As a practical example, the Lipset data has a multi-value version:

using(LM, table(SURV, DEV))
SURV 0 1 2
   0 8 2 0
   1 0 3 5

Calculating the necessity inclusion for the set corresponding to condition DEV equal to 2, can be done either with:

using(LM, sum(DEV == 2 & SURV) / sum(SURV))
[1] 0.625

or with:

pof(DEV[2] <- SURV, data = LM)

           inclN   RoN   covN  
1  DEV[2]  0.625  1.000  1.000 

There are 5 cases for DEV equal to 2 where SURV is present, but they do not account for all cases where SURV is present. There are 3 other cases when DEV is equal to 1, and for this reason none of the multiple individual values of DEV are necessary for SURV.

For fuzzy sets, the calculation method differs (there are no cross-tables to get the number of cases from), but the spirit of the method remains the same. In fact, as we will see, the formula for fuzzy sets can be successfully employed for crisp sets, with the same result.

The Euler/Venn diagrams from figures 5.1 or 5.4 are tale telling for all variants, crisp and fuzzy. The necessity inclusion is the proportion of Y in the intersection between X and Y.

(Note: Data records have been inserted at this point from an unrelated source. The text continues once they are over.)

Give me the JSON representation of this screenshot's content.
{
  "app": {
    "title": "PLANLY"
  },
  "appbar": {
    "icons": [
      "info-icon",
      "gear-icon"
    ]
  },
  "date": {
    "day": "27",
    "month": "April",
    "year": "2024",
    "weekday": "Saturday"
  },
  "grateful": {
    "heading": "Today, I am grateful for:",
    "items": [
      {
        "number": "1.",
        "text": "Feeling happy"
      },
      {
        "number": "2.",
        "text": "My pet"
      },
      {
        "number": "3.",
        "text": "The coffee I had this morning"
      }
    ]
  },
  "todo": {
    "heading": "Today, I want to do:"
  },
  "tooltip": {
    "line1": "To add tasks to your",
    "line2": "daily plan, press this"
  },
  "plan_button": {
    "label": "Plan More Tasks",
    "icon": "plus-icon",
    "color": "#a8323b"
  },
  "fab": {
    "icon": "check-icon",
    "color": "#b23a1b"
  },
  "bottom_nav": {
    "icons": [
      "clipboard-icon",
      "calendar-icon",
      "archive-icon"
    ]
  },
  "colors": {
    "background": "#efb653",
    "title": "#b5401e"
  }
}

Section 3.3.2 introduced the fuzzy intersection and the dedicated function fuzzyand(). For exemplification, the fuzzy version of the same Lipset data will be used:

using(LF, sum(fuzzyand(DEV, SURV)) / sum(SURV))
[1] 0.8309859

This is a command very similar to those from the crisp sets, and the result is confirmed by the general use pof() function:

pof(DEV <- SURV, data = LF)

        inclN   RoN   covN  
1  DEV  0.831  0.811  0.775 

The function fuzzyand() is universal and it can successfully replace the “&” operator from the binary crisp version:

using(LC, sum(fuzzyand(DEV, SURV)) / sum(SURV))
[1] 1

as well as from the multi-value crisp version, when DEV is equal to 2:

using(LM, sum(fuzzyand(DEV == 2, SURV)) / sum(SURV))
[1] 0.625

This demonstrates that a general fuzzy version for the necessity inclusion equation can be used for both crisp and fuzzy sets:

\[inclN_{X\phantom{.}\leftarrow\phantom{.}Y\phantom{.}} = \frac{\sum{min(\mbox{X, Y})}}{\sum{\mbox{Y}}}\]

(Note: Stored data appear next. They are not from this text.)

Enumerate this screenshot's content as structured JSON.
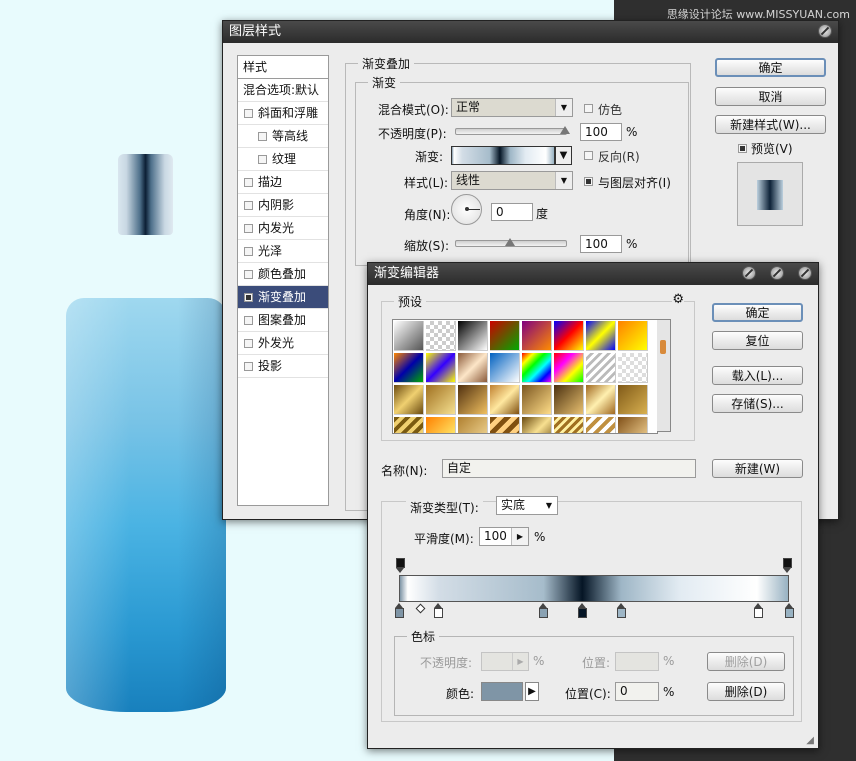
{
  "watermark": "思缘设计论坛 www.MISSYUAN.com",
  "layer_style": {
    "title": "图层样式",
    "styles_header": "样式",
    "styles": [
      {
        "label": "混合选项:默认",
        "type": "head"
      },
      {
        "label": "斜面和浮雕",
        "checked": false
      },
      {
        "label": "等高线",
        "checked": false,
        "indent": true
      },
      {
        "label": "纹理",
        "checked": false,
        "indent": true
      },
      {
        "label": "描边",
        "checked": false
      },
      {
        "label": "内阴影",
        "checked": false
      },
      {
        "label": "内发光",
        "checked": false
      },
      {
        "label": "光泽",
        "checked": false
      },
      {
        "label": "颜色叠加",
        "checked": false
      },
      {
        "label": "渐变叠加",
        "checked": true,
        "selected": true
      },
      {
        "label": "图案叠加",
        "checked": false
      },
      {
        "label": "外发光",
        "checked": false
      },
      {
        "label": "投影",
        "checked": false
      }
    ],
    "section_title": "渐变叠加",
    "group_title": "渐变",
    "blend_mode_label": "混合模式(O):",
    "blend_mode_value": "正常",
    "dither_label": "仿色",
    "opacity_label": "不透明度(P):",
    "opacity_value": "100",
    "percent": "%",
    "gradient_label": "渐变:",
    "reverse_label": "反向(R)",
    "style_label": "样式(L):",
    "style_value": "线性",
    "align_label": "与图层对齐(I)",
    "angle_label": "角度(N):",
    "angle_value": "0",
    "degree_unit": "度",
    "scale_label": "缩放(S):",
    "scale_value": "100",
    "ok": "确定",
    "cancel": "取消",
    "new_style": "新建样式(W)...",
    "preview_label": "预览(V)",
    "opacity_pct": 100,
    "scale_pct": 100
  },
  "gradient_editor": {
    "title": "渐变编辑器",
    "presets_label": "预设",
    "ok": "确定",
    "reset": "复位",
    "load": "载入(L)...",
    "save": "存储(S)...",
    "name_label": "名称(N):",
    "name_value": "自定",
    "new": "新建(W)",
    "type_label": "渐变类型(T):",
    "type_value": "实底",
    "smooth_label": "平滑度(M):",
    "smooth_value": "100",
    "percent": "%",
    "stops_group": "色标",
    "opacity_label": "不透明度:",
    "location_label_1": "位置:",
    "delete_1": "删除(D)",
    "color_label": "颜色:",
    "location_label_2": "位置(C):",
    "location_value": "0",
    "delete_2": "删除(D)",
    "stop_color": "#7f95a6",
    "gradient_colors": [
      "#7f95a6",
      "#ffffff",
      "#d3dde6",
      "#a6bccb",
      "#051525",
      "#9eb6c6",
      "#e2ebf2",
      "#ffffff",
      "#98b2c2"
    ]
  }
}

As intuitive as it seems, this formula works counter-intuitive to a Euler/Venn diagram. If the set Y has a 0.7 inclusion in a condition X, we would expect the set Y to be 0.3 outside (excluded from) the set X.

For crisp sets it works, but contrary to this expectation fuzzy sets can have surprisingly high “inclusions” in both X and \(\sim\)X.

Table 5.1: Fuzzy intersections
X Y X*Y ~X*Y
0.30 0.20 0.20 0.20
0.50 0.40 0.40 0.40
0.55 0.45 0.45 0.45
0.60 0.50 0.50 0.40
0.70 0.60 0.60 0.30

Table 5.1 presents hypothetical values for a condition X and an outcome Y, with the intersections X*Y and \(\sim\)X*Y. Using the fuzzy version of the formula, the necessity inclusion for X is 2.15/2.15 = 1, and the necessity inclusion for \(\sim\)X is 1.75/2.15 = 0.814.

Normally, we do not expect a set to be “included” this much in both X and \(\sim\)X, thus questioning the term “inclusion” which is more accurately referred to as “consistency”. Using this alternative term, it makes sense to think of both X and its negation \(\sim\)X as being consistent with Y in terms of necessity.

This situation is called a simultaneous subset relation and is a feature of fuzzy sets, which allow an element to be partially consistent with the presence of a set and in the same time to be consistent with the negation of that set. This is also true in terms of set relations, meaning that a causal condition set can be simultaneously necessary for the presence of an outcome set, as well as for its absence.

In fuzzy sets, it helps to think about a set and its negation as two completely different sets: they are complementary, but unlike crisp sets where an element either in or out of a set (rule of excluded middle), in fuzzy sets an element is allowed to be part of both a set and its negation, and in some situations an element can have high inclusions in both.

In terms of consistency, a set X is necessary for a set Y when the fuzzy values of Y are consistently lower than the fuzzy scores of X across all cases (when the fuzzy values of Y consistently display a subset relation with X). In such a situation, the set Y is included in the set X because most of their intersection belong to Y (or cover Y), therefore we can say the necessity consistency is high.

5.3 Coverage / relevance

Coverage is a measure of how trivial, or relevant is a necessary condition X for an outcome Y. The classical example of the relationship between fire and the air, says that air (oxygen) is necessary to start a fire. But this is an irrelevant necessary condition, for a fire is not started from the mere presence of the oxygen. That is necessary to maintain it, but does not start it as there are many other situations when air is present without a fire.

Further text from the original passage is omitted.